At the height of uncertainty, i.e. before the source of the outbreak had been confirmed, shoppers were avoiding a wide range of fresh produce, including Spanish oranges, just to be on the safe side.
The outbreak wreaked havoc across Europe. Besides the obliteration of the domestic German fresh produce market, Spanish growers suffered the most devastating losses.
Spain is a major exporter of fresh produce and was erroneously believed to be harbouring the source of the outbreak in the early stages of the investigation. The Fresh Produce Consortium (FPC), the UK’s fresh produce trade association, estimates that the Europe-wide cost to the industry was at least €560 million (US$800 million), even hitting countries like the UK with no obvious links to the German outbreak.
Some FPC members reported a 20-30% drop in salad product volumes in the UK. On the other hand, Florette Group, a producer of bagged salad products, implied that it had only witnessed a minor fall in UK sales, which could just as well have been down to the rather cold and wet weather during May and June.
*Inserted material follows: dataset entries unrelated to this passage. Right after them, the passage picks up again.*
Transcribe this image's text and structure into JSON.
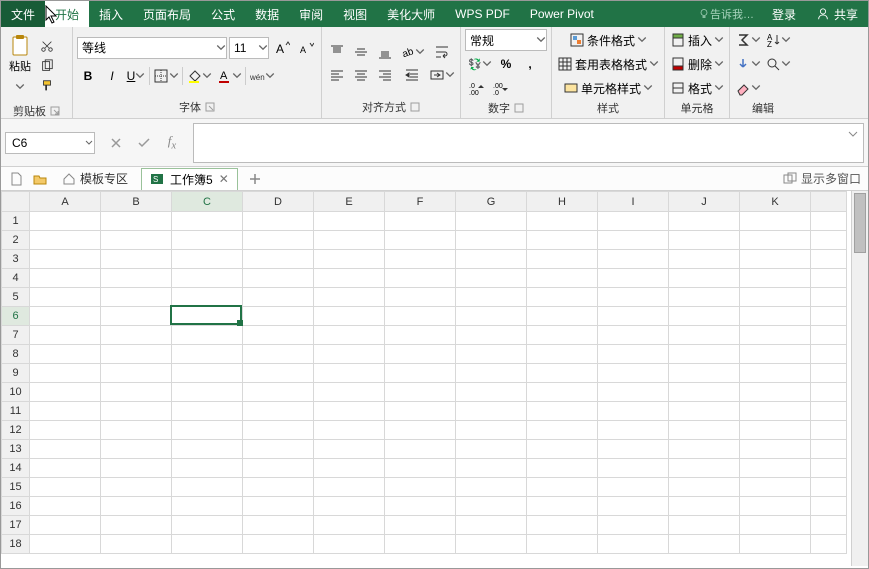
{
  "menu": {
    "tabs": [
      "文件",
      "开始",
      "插入",
      "页面布局",
      "公式",
      "数据",
      "审阅",
      "视图",
      "美化大师",
      "WPS PDF",
      "Power Pivot"
    ],
    "hint": "告诉我…",
    "login": "登录",
    "share": "共享"
  },
  "ribbon": {
    "clipboard": {
      "paste": "粘贴",
      "label": "剪贴板"
    },
    "font": {
      "name": "等线",
      "size": "11",
      "label": "字体"
    },
    "align": {
      "label": "对齐方式"
    },
    "number": {
      "format": "常规",
      "label": "数字"
    },
    "styles": {
      "cond": "条件格式",
      "table": "套用表格格式",
      "cell": "单元格样式",
      "label": "样式"
    },
    "cells": {
      "insert": "插入",
      "delete": "删除",
      "format": "格式",
      "label": "单元格"
    },
    "edit": {
      "label": "编辑"
    }
  },
  "namebox": "C6",
  "tabs": {
    "template": "模板专区",
    "doc": "工作簿5",
    "multi": "显示多窗口"
  },
  "cols": [
    "A",
    "B",
    "C",
    "D",
    "E",
    "F",
    "G",
    "H",
    "I",
    "J",
    "K"
  ],
  "rows": [
    "1",
    "2",
    "3",
    "4",
    "5",
    "6",
    "7",
    "8",
    "9",
    "10",
    "11",
    "12",
    "13",
    "14",
    "15",
    "16",
    "17",
    "18"
  ],
  "activeCol": 2,
  "activeRow": 5,
  "colors": {
    "accent": "#217346"
  }
}
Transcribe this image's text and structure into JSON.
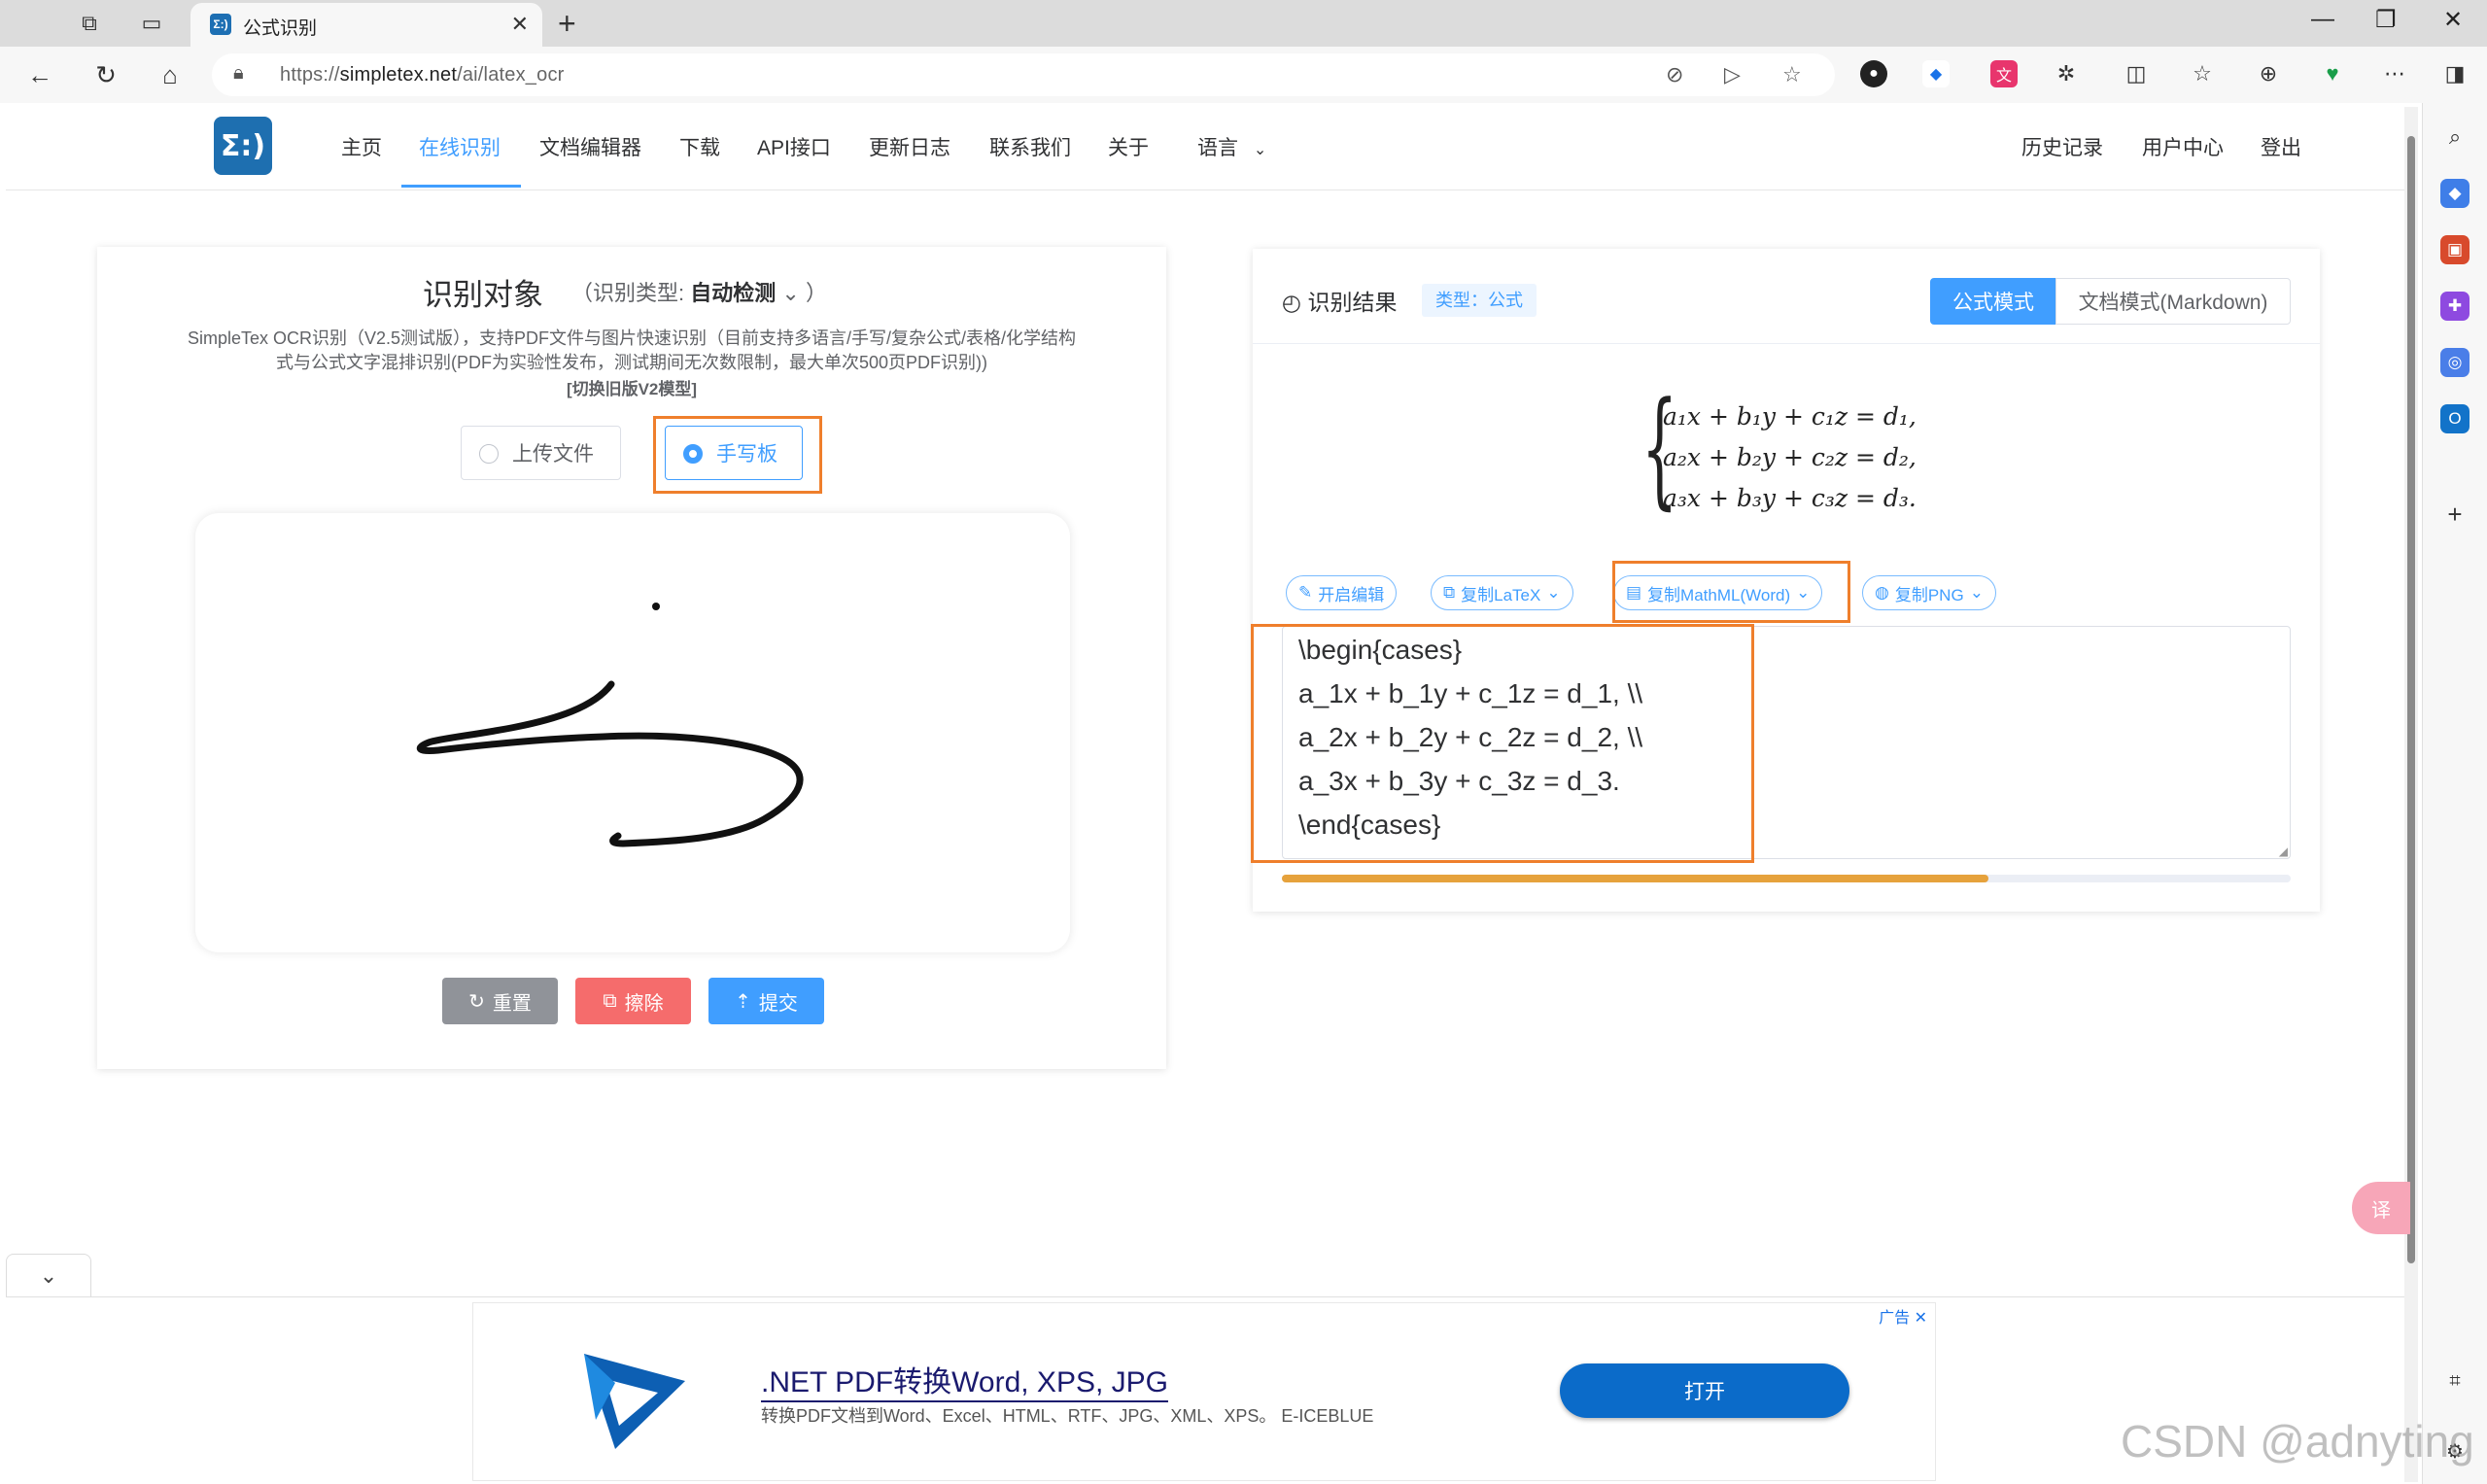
{
  "browser": {
    "tab_title": "公式识别",
    "tab_favicon": "Σ:)",
    "url_prefix": "https://",
    "url_host": "simpletex.net",
    "url_path": "/ai/latex_ocr",
    "new_tab": "+",
    "minimize": "—",
    "restore": "❐",
    "close": "✕"
  },
  "site": {
    "logo_text": "Σ:)",
    "menu": [
      "主页",
      "在线识别",
      "文档编辑器",
      "下载",
      "API接口",
      "更新日志",
      "联系我们",
      "关于",
      "语言"
    ],
    "active_menu": "在线识别",
    "right_menu": [
      "历史记录",
      "用户中心",
      "登出"
    ]
  },
  "left_panel": {
    "title": "识别对象",
    "type_label": "（识别类型:",
    "type_value": "自动检测",
    "type_suffix": "）",
    "desc": "SimpleTex OCR识别（V2.5测试版），支持PDF文件与图片快速识别（目前支持多语言/手写/复杂公式/表格/化学结构式与公式文字混排识别(PDF为实验性发布，测试期间无次数限制，最大单次500页PDF识别))",
    "switch_link": "[切换旧版V2模型]",
    "options": [
      "上传文件",
      "手写板"
    ],
    "selected_option": "手写板",
    "buttons": {
      "reset": "重置",
      "erase": "擦除",
      "submit": "提交"
    }
  },
  "right_panel": {
    "title": "识别结果",
    "tag": "类型：公式",
    "modes": [
      "公式模式",
      "文档模式(Markdown)"
    ],
    "active_mode": "公式模式",
    "rendered_formula": [
      "a₁x + b₁y + c₁z = d₁,",
      "a₂x + b₂y + c₂z = d₂,",
      "a₃x + b₃y + c₃z = d₃."
    ],
    "actions": [
      "开启编辑",
      "复制LaTeX",
      "复制MathML(Word)",
      "复制PNG"
    ],
    "latex_lines": [
      "\\begin{cases}",
      "a_1x + b_1y + c_1z = d_1, \\\\",
      "a_2x + b_2y + c_2z = d_2, \\\\",
      "a_3x + b_3y + c_3z = d_3.",
      "\\end{cases}"
    ],
    "progress": 0.7
  },
  "ad": {
    "label": "广告 ✕",
    "title": ".NET PDF转换Word, XPS, JPG",
    "subtitle": "转换PDF文档到Word、Excel、HTML、RTF、JPG、XML、XPS。 E-ICEBLUE",
    "button": "打开"
  },
  "watermark": "CSDN @adnyting",
  "translate_float": "译",
  "colors": {
    "accent": "#409eff",
    "highlight": "#ef7f2c",
    "erase": "#f56c6c",
    "reset": "#909399",
    "progress": "#e6a23c"
  }
}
The company is about to kick off a consumer research study investigating the e coli outbreak’s impact on consumers’ perception of salad.
Furthermore, preliminary investigations appear to have shown that the German farm where the problem originated had complied with existing food safety regulations. The obvious implication is that the measures in place are nowhere near sufficient.
According to official sources, Germany is now in the process of setting up a multi-agency task force to examine what caused this outbreak in the first place, as well as mapping its wider impact. The task force will be composed of representatives from relevant German regional and national organisations, as well as experts drawn from the European Food Safety Authority (EFSA) and the European Commission.
Not surprisingly, the German e coli incident has led to intensifying calls in favour of food irradiation. Treating high-risk foods, such as sprouts, with high-energy, ionising radiation, which is permitted in many countries, such as the US, would certainly reduce the presence of pathogenic micro-organisms to a significant extent.
Irradiation lengthens shelf life without compromising texture, taste or nutritional content, and does not pose a safety risk. However, consumers are extremely wary of irradiated food, which has to be labelled as such. In consumers’ minds, “irradiated” seems to equate to “radioactive”. Occasional e coli outbreaks, even one as severe as this latest incident, are unlikely to convince consumers to let go of their prejudices towards food irradiation. In times of crisis, consumers, and in particular European ones, would rather avoid suspect produce altogether than opt for a microbiologically safe, but irradiated, alternative.